We systematically searched the MEDLINE database using keywords of 80 major Chinese cities in Mainland China, Hong Kong and Taiwan on 30 June 2012, yielding 350 abstracts with 48 non-duplicated reports either in English or Chinese after screening. We pooled the relative risks (RR) per 10 μg/m3 of particulate matter (PM10), nitrogen dioxide (NO2), sulphur dioxide (SO2) and ozone (O3).

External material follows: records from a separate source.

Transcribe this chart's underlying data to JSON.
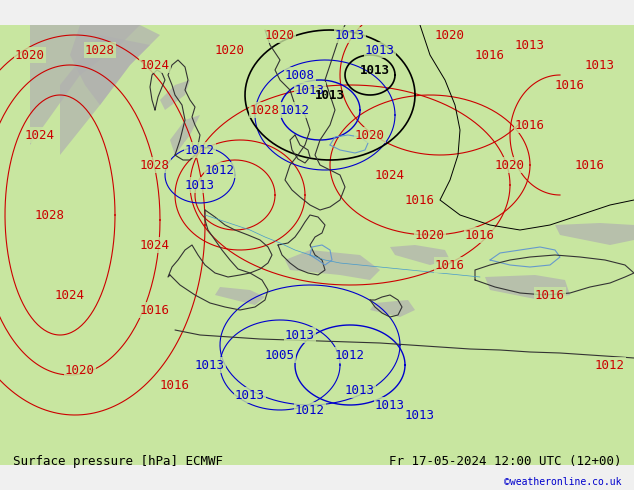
{
  "title_left": "Surface pressure [hPa] ECMWF",
  "title_right": "Fr 17-05-2024 12:00 UTC (12+00)",
  "credit": "©weatheronline.co.uk",
  "bg_color": "#c8e6a0",
  "land_color": "#c8e6a0",
  "sea_color": "#c8e6a0",
  "mountain_color": "#aaaaaa",
  "border_color": "#000000",
  "isobar_red_color": "#cc0000",
  "isobar_blue_color": "#0000cc",
  "isobar_black_color": "#000000",
  "label_fontsize": 9,
  "title_fontsize": 9,
  "figsize": [
    6.34,
    4.9
  ],
  "dpi": 100
}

For short-term effects, the pooled RR (p < 0.05) ranges were: 1.0031 (PM10) to 1.0140 (NO2) for all-cause mortality, 1.0034 (cardiopulmonary, PM10) to 1.0235 (influenza and pneumonia, SO2) for 9 specific-causes mortality, 1.0021 (cardiovascular, PM10) to 1.0162 (asthma, O3) for 5 specific-causes hospital admissions. For birth outcomes, the RR (p < 0.05) ranged from 1.0051 (stillbirth, O3) to 1.1189 (preterm-birth, SO2) and for long-term effect on mortality from 1.0150 (respiratory, SO2) to 1.0297 (respiratory, NO2). Publication bias was absent (Egger test: p = 0.326 to 0.624). Annual PM10 and NO2 concentrations were inversely associated with RR of mortality (p = 0.017-0.028).
Evidence on short-term effects of air pollution is consistent and sufficient for health impact assessment but that on long-term effects is still insufficient.